CVE-2019-10933

Name of the Vulnerable Software and Affected Versions Spectrum Power 3 (Corporate User Interface) versions 3.11 and earlier Spectrum Power 4 (Corporate User Interface) version 4.75 Spectrum Power 5 (Corporate User Interface) versions 5.50 and earlier Spectrum Power 7 (Corporate User Interface) versions 2.20 and earlier

Description A vulnerability has been identified that could allow Cross-Site Scripting (XSS) attacks if unsuspecting users are tricked into accessing a malicious link. User interaction is required for a successful exploitation, and the user does not need to be logged into the web interface for the exploitation to succeed. The vulnerability is related to the web server not taking measures to protect the web page structure, which could allow a remote attacker to perform XSS attacks using a specially crafted malicious link. At the time of publishing, no public exploitation is known.
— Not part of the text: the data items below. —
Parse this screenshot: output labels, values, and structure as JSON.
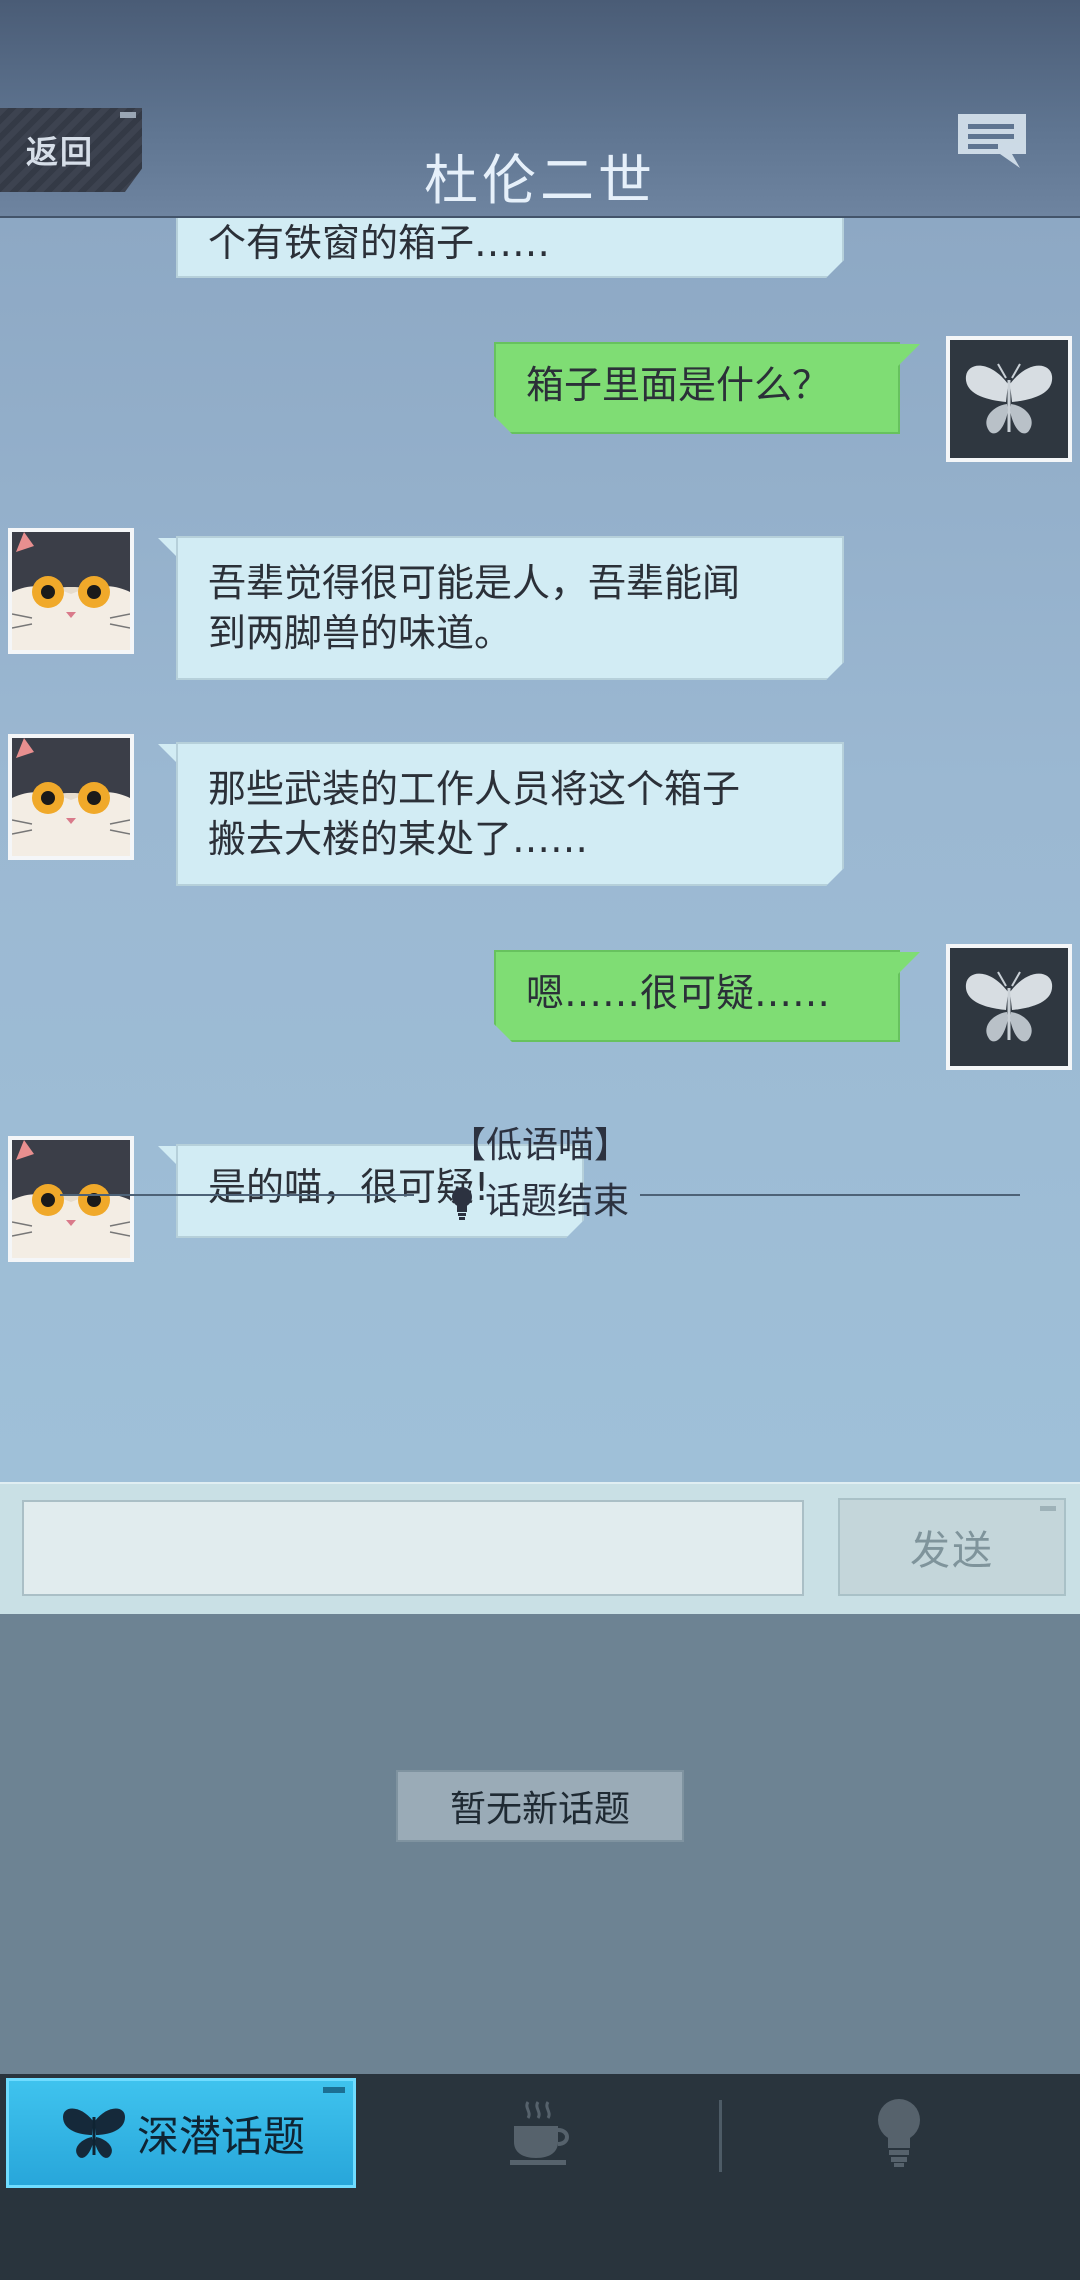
{
  "header": {
    "back_label": "返回",
    "title": "杜伦二世",
    "chat_icon": "message-list-icon"
  },
  "messages": [
    {
      "side": "left",
      "avatar": "cat-avatar",
      "text": "个有铁窗的箱子……"
    },
    {
      "side": "right",
      "avatar": "butterfly-avatar",
      "text": "箱子里面是什么？"
    },
    {
      "side": "left",
      "avatar": "cat-avatar",
      "lines": [
        "吾辈觉得很可能是人，吾辈能闻",
        "到两脚兽的味道。"
      ]
    },
    {
      "side": "left",
      "avatar": "cat-avatar",
      "lines": [
        "那些武装的工作人员将这个箱子",
        "搬去大楼的某处了……"
      ]
    },
    {
      "side": "right",
      "avatar": "butterfly-avatar",
      "text": "嗯……很可疑……"
    },
    {
      "side": "left",
      "avatar": "cat-avatar",
      "text": "是的喵，很可疑!"
    }
  ],
  "system": {
    "speaker": "【低语喵】",
    "topic_end": "话题结束"
  },
  "input": {
    "placeholder": "",
    "send_label": "发送"
  },
  "topic_panel": {
    "no_topic_label": "暂无新话题"
  },
  "tabs": [
    {
      "label": "深潜话题",
      "icon": "butterfly-icon",
      "active": true
    },
    {
      "label": "",
      "icon": "coffee-cup-icon",
      "active": false
    },
    {
      "label": "",
      "icon": "lightbulb-icon",
      "active": false
    }
  ],
  "colors": {
    "header": "#5f7591",
    "bubble_left": "#d2ecf4",
    "bubble_right": "#7fdd74",
    "tab_active": "#3fc3ee",
    "panel": "#6d8393"
  }
}
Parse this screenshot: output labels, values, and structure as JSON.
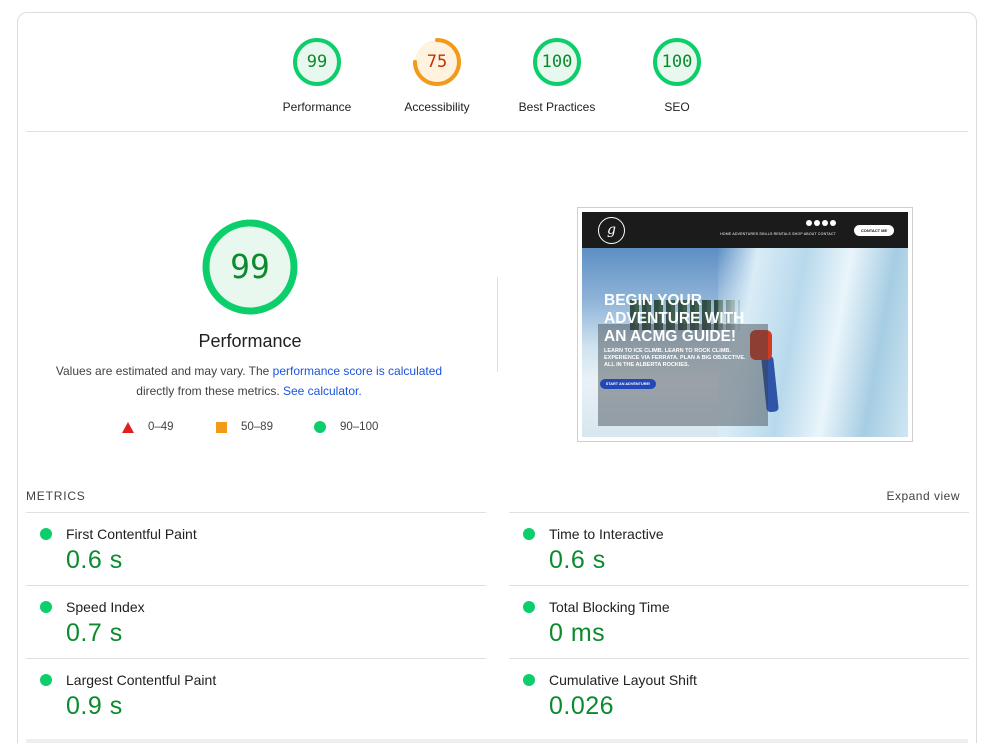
{
  "summary_gauges": [
    {
      "score": "99",
      "label": "Performance",
      "fraction": 0.99,
      "color": "#0cce6b",
      "text_color": "#0b8a2e",
      "fill": "#e8f8ee"
    },
    {
      "score": "75",
      "label": "Accessibility",
      "fraction": 0.75,
      "color": "#f29b1a",
      "text_color": "#c33300",
      "fill": "#fff3e0"
    },
    {
      "score": "100",
      "label": "Best Practices",
      "fraction": 1.0,
      "color": "#0cce6b",
      "text_color": "#0b8a2e",
      "fill": "#e8f8ee"
    },
    {
      "score": "100",
      "label": "SEO",
      "fraction": 1.0,
      "color": "#0cce6b",
      "text_color": "#0b8a2e",
      "fill": "#e8f8ee"
    }
  ],
  "performance": {
    "score": "99",
    "fraction": 0.99,
    "title": "Performance",
    "desc_prefix": "Values are estimated and may vary. The ",
    "desc_link1": "performance score is calculated",
    "desc_mid": " directly from these metrics. ",
    "desc_link2": "See calculator."
  },
  "legend": {
    "fail": "0–49",
    "average": "50–89",
    "pass": "90–100"
  },
  "screenshot": {
    "contact_button": "CONTACT ME",
    "nav_links": "HOME  ADVENTURES  SKILLS  RENTALS  SHOP  ABOUT  CONTACT",
    "logo_glyph": "g",
    "headline_1": "BEGIN YOUR",
    "headline_2": "ADVENTURE WITH",
    "headline_3": "AN ACMG GUIDE!",
    "sub_1": "LEARN TO ICE CLIMB. LEARN TO ROCK CLIMB.",
    "sub_2": "EXPERIENCE VIA FERRATA. PLAN A BIG OBJECTIVE.",
    "sub_3": "ALL IN THE ALBERTA ROCKIES.",
    "cta": "START AN ADVENTURE!"
  },
  "metrics": {
    "heading": "METRICS",
    "expand": "Expand view",
    "left": [
      {
        "label": "First Contentful Paint",
        "value": "0.6 s"
      },
      {
        "label": "Speed Index",
        "value": "0.7 s"
      },
      {
        "label": "Largest Contentful Paint",
        "value": "0.9 s"
      }
    ],
    "right": [
      {
        "label": "Time to Interactive",
        "value": "0.6 s"
      },
      {
        "label": "Total Blocking Time",
        "value": "0 ms"
      },
      {
        "label": "Cumulative Layout Shift",
        "value": "0.026"
      }
    ]
  }
}
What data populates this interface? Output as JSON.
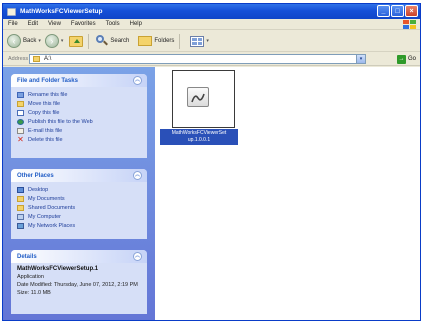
{
  "window": {
    "title": "MathWorksFCViewerSetup",
    "buttons": {
      "minimize": "_",
      "maximize": "□",
      "close": "×"
    }
  },
  "menu": [
    "File",
    "Edit",
    "View",
    "Favorites",
    "Tools",
    "Help"
  ],
  "toolbar": {
    "back": "Back",
    "search": "Search",
    "folders": "Folders"
  },
  "address": {
    "label": "Address",
    "value": "A:\\",
    "go": "Go"
  },
  "panels": {
    "tasks": {
      "title": "File and Folder Tasks",
      "items": [
        {
          "label": "Rename this file",
          "icon": "rename-icon"
        },
        {
          "label": "Move this file",
          "icon": "move-icon"
        },
        {
          "label": "Copy this file",
          "icon": "copy-icon"
        },
        {
          "label": "Publish this file to the Web",
          "icon": "globe-icon"
        },
        {
          "label": "E-mail this file",
          "icon": "email-icon"
        },
        {
          "label": "Delete this file",
          "icon": "delete-icon"
        }
      ]
    },
    "places": {
      "title": "Other Places",
      "items": [
        {
          "label": "Desktop",
          "icon": "desktop-icon"
        },
        {
          "label": "My Documents",
          "icon": "documents-icon"
        },
        {
          "label": "Shared Documents",
          "icon": "shared-folder-icon"
        },
        {
          "label": "My Computer",
          "icon": "computer-icon"
        },
        {
          "label": "My Network Places",
          "icon": "network-icon"
        }
      ]
    },
    "details": {
      "title": "Details",
      "name": "MathWorksFCViewerSetup.1",
      "type": "Application",
      "modified": "Date Modified: Thursday, June 07, 2012, 2:19 PM",
      "size": "Size: 11.0 MB"
    }
  },
  "file": {
    "icon_text": "",
    "name_line1": "MathWorksFCViewerSet",
    "name_line2": "up.1.0.0.1"
  },
  "colors": {
    "titlebar": "#1550d8",
    "taskpane": "#6f8ee0",
    "panel": "#d6dff7",
    "selection": "#2a50b8",
    "link": "#1f3e9a"
  }
}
Recommendations For Spectrum Power 3 (Corporate User Interface) versions 3.11 and earlier, update to a version later than 3.11. For Spectrum Power 4 (Corporate User Interface) version 4.75, update to a version later than 4.75. For Spectrum Power 5 (Corporate User Interface) versions 5.50 and earlier, update to a version 5.50 or later. For Spectrum Power 7 (Corporate User Interface) versions 2.20 and earlier, update to a version later than 2.20. As a temporary workaround, consider restricting access to the web server to minimize the risk of exploitation.